Consumer Reports: Do activated charcoal products work?

Wednesday, August 30, 2017 05:25PM
Consumer Reports: Do activated charcoal products work? Brian Taff reports during Action News at 4:30 p.m. on August 30, 2017.

There's a brand new trend in food, health and beauty - activated charcoal.

It's used in emergency rooms as an antidote for some drug overdoses and poisons, but it's now found in soaps, face masks, supplements and more.

Activated charcoal is similar to the stuff you use when you barbecue, but it's been superheated into an extremely porous substance. And it's been used in medicine for decades.

"Activated Charcoal is sometimes used as an antidote for overdoses of some medicines. The porous charcoal traps certain toxins, preventing the body from absorbing them," saidJulia Calderone from Consumer Reports.

Some activated Charcoal supplements claim to remove toxins in a similar way, but they're not necessary because the body detoxes itself.

"The body already has organs such as the kidneys and liver to filter out impurities," said Calderone.

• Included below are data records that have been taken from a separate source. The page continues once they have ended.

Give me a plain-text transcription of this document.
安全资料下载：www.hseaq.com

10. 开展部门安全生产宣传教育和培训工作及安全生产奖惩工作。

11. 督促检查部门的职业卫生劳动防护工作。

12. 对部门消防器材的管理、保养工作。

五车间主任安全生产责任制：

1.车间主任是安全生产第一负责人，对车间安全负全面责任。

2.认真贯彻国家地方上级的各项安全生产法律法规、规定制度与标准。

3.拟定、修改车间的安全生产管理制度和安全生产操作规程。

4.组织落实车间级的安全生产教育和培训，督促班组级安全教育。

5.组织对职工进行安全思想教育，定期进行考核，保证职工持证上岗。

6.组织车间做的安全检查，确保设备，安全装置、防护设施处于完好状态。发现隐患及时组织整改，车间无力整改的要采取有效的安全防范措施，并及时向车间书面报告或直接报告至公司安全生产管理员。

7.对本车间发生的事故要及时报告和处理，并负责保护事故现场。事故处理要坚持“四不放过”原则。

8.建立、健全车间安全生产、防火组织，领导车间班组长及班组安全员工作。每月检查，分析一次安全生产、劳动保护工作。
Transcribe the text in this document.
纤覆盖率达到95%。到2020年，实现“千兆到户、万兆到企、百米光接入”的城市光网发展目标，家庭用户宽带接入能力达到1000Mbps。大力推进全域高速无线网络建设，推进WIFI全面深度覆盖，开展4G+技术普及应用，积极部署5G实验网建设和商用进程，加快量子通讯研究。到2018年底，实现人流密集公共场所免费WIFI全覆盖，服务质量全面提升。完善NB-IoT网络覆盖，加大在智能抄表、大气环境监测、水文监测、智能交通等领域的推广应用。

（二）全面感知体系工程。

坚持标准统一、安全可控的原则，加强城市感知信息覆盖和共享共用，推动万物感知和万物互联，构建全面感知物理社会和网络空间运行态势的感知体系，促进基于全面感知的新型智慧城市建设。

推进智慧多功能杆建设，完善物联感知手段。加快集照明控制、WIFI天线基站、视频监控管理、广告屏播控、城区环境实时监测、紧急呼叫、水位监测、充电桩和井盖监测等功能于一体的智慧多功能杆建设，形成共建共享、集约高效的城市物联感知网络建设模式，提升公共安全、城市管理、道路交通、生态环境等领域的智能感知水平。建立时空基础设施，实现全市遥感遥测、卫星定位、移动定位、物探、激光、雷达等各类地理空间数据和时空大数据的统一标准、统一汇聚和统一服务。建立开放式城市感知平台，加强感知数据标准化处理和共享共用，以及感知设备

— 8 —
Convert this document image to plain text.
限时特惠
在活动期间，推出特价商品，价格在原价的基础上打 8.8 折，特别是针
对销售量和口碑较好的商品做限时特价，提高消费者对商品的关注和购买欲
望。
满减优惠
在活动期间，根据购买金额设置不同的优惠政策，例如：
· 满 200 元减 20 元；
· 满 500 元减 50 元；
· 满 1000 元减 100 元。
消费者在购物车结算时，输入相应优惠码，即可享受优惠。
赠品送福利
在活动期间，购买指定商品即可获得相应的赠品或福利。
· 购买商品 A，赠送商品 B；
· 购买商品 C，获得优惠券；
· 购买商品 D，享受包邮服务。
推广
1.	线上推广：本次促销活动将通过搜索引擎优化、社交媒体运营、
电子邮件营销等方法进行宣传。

And though activated charcoal in small doses has no known significant risks, as Consumer Reports has previously reported supplements are regulated much more loosely than FDA-approved drugs, and they don't necessarily contain what's advertised on the label.

Recently other consumer charcoal products have come on the market, including face washes, soaps and masks. But there's little published scientific evidence to suggest that activated charcoal helps these products work better than products without.

Consumer Reports advice: Keep charcoal in the grill, not the medicine cabinet.

Finally, Consumer Reports says there's no reason to do a fad detox. Instead, make sure your diet includes plenty of water and eat high-fiber foods.